Texas sent more than 8,200 migrants to Washington, more than 3,400 to New York City and more than 1,100 to Chicago, according to information released by the Governor’s Office.
Tens of thousands of migrants are released in small Texas border towns, Abbott said, but Washington and New York City treat a couple thousand migrants like a crisis.
“In New York City, they got 25 or 30,000 of them. And the mayor up there is saying they need $1 billion to address the needs,” Abbott said. “Listen, if New York gets a billion dollars for what they get, Texas deserves a trillion dollars.”
O’Rourke, meanwhile, spent Thursday afternoon campaigning in Dallas.
He blasted Abbott for failing to fix the Texas electric grid after Winter Storm Uri, which left millions without power; and for taking no meaningful action after a school shooting in Uvalde left 19 students dead.
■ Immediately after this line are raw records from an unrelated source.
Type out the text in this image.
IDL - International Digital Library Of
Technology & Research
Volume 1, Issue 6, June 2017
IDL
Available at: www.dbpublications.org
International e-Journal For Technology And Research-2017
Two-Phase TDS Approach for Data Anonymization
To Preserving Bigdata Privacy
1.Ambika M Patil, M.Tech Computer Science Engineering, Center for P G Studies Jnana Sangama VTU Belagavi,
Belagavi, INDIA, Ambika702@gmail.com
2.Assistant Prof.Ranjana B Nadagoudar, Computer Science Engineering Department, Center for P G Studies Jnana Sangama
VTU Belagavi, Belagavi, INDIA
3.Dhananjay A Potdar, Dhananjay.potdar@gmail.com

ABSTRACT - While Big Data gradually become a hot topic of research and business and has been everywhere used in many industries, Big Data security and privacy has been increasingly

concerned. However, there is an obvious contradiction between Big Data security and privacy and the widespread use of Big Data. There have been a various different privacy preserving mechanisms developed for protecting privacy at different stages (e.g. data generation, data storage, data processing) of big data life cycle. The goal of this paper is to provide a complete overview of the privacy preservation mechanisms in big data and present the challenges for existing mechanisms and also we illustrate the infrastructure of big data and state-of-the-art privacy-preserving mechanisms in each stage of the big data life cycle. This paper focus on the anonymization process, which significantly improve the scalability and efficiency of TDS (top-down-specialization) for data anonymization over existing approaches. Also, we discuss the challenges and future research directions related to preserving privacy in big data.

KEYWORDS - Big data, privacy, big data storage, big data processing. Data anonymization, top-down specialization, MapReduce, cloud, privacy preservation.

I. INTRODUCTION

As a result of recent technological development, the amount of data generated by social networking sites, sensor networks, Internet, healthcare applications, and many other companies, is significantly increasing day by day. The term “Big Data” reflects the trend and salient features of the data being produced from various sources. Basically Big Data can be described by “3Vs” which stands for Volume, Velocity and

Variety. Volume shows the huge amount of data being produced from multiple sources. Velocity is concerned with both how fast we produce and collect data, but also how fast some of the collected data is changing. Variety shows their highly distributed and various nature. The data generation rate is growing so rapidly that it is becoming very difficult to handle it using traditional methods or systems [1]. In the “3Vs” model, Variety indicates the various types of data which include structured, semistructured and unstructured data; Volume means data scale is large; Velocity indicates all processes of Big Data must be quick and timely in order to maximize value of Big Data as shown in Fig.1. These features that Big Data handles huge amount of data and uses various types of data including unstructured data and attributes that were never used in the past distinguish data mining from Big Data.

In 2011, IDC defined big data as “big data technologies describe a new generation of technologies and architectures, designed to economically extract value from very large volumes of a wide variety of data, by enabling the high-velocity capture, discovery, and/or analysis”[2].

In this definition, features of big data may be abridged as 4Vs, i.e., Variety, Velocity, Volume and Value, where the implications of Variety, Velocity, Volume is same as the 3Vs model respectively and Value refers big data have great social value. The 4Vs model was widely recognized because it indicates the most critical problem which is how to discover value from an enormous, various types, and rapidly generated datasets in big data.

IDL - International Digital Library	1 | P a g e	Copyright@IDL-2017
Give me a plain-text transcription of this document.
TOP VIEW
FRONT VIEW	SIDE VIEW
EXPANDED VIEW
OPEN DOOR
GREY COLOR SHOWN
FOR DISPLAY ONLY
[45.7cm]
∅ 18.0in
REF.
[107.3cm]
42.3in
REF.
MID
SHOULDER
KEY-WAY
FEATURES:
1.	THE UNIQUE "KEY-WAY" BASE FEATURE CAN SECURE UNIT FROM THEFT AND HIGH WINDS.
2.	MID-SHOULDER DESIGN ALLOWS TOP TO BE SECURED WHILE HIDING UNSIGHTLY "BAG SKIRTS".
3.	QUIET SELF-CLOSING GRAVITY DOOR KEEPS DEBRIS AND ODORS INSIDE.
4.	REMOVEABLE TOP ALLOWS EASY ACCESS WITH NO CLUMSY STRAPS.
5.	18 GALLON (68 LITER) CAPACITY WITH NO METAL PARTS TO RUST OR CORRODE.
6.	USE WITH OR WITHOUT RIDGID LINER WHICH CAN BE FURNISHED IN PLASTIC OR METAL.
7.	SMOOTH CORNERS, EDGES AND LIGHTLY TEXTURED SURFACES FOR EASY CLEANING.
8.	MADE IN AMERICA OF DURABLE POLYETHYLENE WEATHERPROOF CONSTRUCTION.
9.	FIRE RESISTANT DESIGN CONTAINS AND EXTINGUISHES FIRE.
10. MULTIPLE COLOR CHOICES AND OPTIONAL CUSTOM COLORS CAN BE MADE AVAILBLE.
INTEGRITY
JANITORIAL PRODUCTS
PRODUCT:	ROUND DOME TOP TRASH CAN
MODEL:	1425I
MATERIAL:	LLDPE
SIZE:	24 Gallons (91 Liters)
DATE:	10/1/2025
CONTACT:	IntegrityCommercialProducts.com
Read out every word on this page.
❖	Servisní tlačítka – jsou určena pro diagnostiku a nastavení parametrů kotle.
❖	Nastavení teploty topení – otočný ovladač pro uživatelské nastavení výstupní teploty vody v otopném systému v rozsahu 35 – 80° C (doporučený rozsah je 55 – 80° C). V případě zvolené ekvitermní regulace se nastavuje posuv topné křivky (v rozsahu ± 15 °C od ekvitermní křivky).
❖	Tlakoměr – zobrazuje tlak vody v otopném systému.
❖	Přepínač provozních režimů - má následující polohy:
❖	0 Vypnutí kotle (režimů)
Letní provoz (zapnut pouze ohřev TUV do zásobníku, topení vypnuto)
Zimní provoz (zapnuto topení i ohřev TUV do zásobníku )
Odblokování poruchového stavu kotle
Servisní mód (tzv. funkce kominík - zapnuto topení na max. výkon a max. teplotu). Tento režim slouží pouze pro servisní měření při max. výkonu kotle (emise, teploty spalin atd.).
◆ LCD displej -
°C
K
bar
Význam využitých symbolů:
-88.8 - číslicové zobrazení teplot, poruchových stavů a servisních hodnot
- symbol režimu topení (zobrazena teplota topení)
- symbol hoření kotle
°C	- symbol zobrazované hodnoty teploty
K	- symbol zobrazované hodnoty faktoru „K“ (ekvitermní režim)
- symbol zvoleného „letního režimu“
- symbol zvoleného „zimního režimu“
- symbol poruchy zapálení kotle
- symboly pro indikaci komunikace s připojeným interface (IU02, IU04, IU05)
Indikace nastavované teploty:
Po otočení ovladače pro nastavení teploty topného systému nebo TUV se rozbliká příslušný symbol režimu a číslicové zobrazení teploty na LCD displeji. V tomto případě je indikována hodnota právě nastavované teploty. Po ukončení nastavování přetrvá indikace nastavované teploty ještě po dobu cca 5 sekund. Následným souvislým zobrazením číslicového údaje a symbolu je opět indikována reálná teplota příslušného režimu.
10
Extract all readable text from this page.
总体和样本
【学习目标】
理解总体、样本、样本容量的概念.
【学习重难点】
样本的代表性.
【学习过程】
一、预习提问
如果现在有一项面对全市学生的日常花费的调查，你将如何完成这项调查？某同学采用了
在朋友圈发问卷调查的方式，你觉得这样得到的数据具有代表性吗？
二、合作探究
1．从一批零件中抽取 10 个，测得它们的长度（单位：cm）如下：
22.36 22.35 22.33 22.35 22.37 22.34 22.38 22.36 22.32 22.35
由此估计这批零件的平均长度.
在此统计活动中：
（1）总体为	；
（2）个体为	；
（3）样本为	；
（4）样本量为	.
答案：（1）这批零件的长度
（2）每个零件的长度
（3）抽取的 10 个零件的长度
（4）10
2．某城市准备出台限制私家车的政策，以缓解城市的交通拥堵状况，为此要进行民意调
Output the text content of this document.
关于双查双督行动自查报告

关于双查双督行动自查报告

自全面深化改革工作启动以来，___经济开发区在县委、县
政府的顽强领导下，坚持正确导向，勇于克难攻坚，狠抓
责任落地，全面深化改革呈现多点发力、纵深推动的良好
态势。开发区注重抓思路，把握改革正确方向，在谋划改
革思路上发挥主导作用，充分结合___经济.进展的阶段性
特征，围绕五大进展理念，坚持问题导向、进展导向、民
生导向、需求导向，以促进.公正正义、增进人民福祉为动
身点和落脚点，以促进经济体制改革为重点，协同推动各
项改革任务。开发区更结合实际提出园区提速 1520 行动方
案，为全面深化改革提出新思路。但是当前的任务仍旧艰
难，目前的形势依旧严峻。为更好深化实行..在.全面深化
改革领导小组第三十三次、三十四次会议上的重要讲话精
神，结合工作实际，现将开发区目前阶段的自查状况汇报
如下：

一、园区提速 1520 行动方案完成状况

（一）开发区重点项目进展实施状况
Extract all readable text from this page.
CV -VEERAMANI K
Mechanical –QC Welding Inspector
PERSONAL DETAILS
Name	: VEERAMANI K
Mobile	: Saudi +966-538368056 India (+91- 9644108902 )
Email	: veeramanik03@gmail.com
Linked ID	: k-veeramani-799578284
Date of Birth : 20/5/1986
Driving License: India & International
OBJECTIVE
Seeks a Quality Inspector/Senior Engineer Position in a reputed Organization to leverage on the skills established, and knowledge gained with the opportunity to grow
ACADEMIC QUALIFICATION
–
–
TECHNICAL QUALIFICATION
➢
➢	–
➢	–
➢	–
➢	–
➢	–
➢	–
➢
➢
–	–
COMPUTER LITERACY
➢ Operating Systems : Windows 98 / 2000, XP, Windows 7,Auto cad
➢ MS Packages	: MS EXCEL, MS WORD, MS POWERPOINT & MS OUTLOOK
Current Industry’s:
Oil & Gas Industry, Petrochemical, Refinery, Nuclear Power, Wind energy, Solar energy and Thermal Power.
“Why does Texas lead the nation in the number of school shootings? Why has it been 23 weeks since those 19 children and their two beautiful teachers were taken from us — and this governor has done not a thing to make it any less likely that any child in any other classroom meets the same fate as those kids?” O’Rourke said. “We’ve got an answer to that as well. We win this election, and then we prioritize the lives of our kids over the interests of the NRA or the gun lobby or anybody else. We do the common sense things that we find on the common ground between us.”
Early voting ends Friday. Election Day is Tuesday.